Wie der Elektronikkonzern im Osten der Republik ein Paradies geschaffen hat

Ein Bordellbetreiber interessierte sich für die Insel als Renditeobjekt der erotischen Art

Und sie blühen doch, die Landschaften im Osten der Republik: Görmitz ist ein Paradies. Einheimische sagen „der Görmitz“, obwohl es sich um eine Insel handelt. Auf dem im Achterwasser von Usedom gelegenen Eiland tummeln sich in ungestörter Natur seltene Vögel wie Graureiher und Rohrweiden, Schafstelzen und Wiesenpieper.

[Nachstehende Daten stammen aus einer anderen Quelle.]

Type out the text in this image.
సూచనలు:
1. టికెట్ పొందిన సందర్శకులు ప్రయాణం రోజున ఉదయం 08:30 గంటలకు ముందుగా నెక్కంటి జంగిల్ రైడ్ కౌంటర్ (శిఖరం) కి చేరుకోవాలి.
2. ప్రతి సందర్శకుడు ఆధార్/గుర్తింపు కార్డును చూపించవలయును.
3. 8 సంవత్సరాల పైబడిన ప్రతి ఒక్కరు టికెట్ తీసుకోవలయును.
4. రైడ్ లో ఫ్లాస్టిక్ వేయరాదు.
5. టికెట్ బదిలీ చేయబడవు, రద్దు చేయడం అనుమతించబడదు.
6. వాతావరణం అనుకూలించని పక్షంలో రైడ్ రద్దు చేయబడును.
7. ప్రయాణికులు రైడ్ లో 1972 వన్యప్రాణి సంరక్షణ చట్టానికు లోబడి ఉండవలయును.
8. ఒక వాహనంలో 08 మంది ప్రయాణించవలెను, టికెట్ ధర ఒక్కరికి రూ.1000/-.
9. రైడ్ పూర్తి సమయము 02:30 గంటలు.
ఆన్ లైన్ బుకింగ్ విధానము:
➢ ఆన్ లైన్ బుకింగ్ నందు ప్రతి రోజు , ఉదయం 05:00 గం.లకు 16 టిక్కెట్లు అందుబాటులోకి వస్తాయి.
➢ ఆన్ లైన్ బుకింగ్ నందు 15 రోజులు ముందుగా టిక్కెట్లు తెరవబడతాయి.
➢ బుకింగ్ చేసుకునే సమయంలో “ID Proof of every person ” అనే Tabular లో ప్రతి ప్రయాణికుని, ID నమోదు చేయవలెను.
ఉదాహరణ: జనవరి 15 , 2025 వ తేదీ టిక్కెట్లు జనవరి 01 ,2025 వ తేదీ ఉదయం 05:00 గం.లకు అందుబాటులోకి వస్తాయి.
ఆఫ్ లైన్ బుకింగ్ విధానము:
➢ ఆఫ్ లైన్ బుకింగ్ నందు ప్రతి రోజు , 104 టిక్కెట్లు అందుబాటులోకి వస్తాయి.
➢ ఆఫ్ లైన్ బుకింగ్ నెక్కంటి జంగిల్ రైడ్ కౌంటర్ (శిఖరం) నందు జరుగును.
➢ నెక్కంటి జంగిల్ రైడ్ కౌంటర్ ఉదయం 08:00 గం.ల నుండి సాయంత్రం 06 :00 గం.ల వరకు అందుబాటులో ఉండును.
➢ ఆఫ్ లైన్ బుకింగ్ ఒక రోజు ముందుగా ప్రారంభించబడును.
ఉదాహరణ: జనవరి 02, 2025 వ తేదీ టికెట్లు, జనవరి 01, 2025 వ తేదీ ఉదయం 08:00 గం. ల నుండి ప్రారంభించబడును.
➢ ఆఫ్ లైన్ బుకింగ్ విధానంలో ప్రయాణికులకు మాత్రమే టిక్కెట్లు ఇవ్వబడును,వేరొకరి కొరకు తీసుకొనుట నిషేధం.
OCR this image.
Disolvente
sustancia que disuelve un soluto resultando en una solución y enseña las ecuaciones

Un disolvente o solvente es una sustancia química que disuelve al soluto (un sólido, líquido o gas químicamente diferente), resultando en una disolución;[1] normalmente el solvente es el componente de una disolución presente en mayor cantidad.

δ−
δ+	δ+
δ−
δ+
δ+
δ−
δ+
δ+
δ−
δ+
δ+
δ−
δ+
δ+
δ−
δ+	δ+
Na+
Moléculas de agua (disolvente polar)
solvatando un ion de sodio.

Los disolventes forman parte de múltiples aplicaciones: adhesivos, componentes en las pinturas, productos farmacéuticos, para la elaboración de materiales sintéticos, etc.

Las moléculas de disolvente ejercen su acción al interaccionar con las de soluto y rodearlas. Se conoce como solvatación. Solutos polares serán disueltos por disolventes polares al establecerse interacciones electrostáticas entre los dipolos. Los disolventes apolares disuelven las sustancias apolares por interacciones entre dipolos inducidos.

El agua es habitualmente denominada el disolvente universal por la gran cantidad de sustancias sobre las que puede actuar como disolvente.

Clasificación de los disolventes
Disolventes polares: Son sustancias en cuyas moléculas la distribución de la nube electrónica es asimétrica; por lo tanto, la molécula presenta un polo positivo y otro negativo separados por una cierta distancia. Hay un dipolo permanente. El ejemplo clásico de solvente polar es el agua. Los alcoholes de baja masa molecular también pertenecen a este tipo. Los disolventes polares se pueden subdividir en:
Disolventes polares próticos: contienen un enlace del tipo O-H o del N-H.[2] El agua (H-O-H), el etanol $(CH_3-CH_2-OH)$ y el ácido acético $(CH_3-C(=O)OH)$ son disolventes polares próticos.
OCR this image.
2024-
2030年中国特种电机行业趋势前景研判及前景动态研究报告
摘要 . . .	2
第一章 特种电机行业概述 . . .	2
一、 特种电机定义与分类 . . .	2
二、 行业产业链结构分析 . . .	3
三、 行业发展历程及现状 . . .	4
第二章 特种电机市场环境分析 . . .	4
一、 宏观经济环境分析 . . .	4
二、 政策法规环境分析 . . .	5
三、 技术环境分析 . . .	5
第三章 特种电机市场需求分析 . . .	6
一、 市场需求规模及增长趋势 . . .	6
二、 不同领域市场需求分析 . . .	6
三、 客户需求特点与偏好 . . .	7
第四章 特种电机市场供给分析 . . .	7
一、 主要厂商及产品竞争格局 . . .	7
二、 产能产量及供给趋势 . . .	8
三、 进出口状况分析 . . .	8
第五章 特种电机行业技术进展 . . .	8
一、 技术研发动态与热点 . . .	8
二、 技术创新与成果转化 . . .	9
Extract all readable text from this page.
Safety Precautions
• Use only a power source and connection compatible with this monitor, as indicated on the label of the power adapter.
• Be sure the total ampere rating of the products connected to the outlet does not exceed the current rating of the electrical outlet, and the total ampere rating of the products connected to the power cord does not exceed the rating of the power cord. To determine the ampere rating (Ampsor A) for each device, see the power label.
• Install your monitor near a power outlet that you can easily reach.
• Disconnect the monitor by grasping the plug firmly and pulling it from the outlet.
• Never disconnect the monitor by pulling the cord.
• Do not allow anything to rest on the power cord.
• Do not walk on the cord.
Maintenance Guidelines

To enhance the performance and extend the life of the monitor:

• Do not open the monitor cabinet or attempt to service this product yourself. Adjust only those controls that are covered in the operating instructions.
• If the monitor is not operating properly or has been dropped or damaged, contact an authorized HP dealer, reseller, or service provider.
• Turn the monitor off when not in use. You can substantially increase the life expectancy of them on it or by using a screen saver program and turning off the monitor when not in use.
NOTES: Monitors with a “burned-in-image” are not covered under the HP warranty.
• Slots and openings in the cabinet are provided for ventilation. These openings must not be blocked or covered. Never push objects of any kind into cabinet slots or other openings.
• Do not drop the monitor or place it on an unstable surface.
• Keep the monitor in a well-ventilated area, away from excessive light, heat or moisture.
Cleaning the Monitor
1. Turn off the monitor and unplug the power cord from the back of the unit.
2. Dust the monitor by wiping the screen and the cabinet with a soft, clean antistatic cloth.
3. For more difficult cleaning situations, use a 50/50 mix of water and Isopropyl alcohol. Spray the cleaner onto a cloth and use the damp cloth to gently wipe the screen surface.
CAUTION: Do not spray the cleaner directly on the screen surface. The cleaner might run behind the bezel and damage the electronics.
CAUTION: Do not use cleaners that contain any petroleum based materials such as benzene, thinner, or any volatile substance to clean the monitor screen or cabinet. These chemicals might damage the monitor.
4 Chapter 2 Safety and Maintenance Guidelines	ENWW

Bisweilen kreist sogar ein Seeadler über Feuchtwiesen und Röhrichtfelder. Auch andere Vogelarten fühlen sich wohl auf dem Görmitz, und manchmal schwimmt ein Wildschwein vom Festland herüber. Menschen verirren sich nur selten hierher. Nur ein paar Naturfreunde. So notiert Sebastian Haerter auf der Internetseite www.usedom-touristik.de über eine Brutkolonie des Haubentauchers, der im vergangenen Jahr vom Naturschutzbund (Nabu) zum Vogel des Jahres gekürt wurde: „Die Balz dieser Wasservögel ist ein imposantes Schauspiel: In regelrechten Tänzen richten sich die Taucher dabei im Wasser auf und bilden – passend für einen Hochzeitstanz – ein Herz. Und da kleine Geschenke bekanntlich die Freundschaft erhalten, werden noch Wasserpflanzen oder Fischchen als Mitgift dargeboten. Führt die Zeremonie zum Erfolg, schlüpfen aus den Eiern gestreifte Mini-Taucher, die bald, wie es sich für ordentliche Nestflüchter gehört, aus dem Nest springen und von den Eltern in die Kunst des Überlebens eingeführt werden.“

Möglich wurde die Idylle durch den Elektrokonzern Siemens. Eher ungewollt, denn Siemens hatte in den Wirren von Wende und Wiedervereinigung Anfang der Neunziger das „Kombinat Nachrichtenelektronik Greifswald“ samt Kombinat-eigener Insel von der damaligen Treuhand übernommen. Zu DDR-Zeiten wurde das immerhin knapp eine Million Quadratmeter große Eiland in den Schulferien für die „Verschickung“ von den Werktätigen-Kindern genutzt. Einen Bootssteg sowie eine Hand voll halb verfallener Häuser und Wirtschaftsgebäude gibt es dort noch. Doch die Ruinen herrichten und das Eiland den etwa 700 Siemens-Mitarbeitern in Mecklenburg-Vorpommern als Feriendomizil überlassen will der Konzern selbstverständlich nicht: Die Insel muss weg.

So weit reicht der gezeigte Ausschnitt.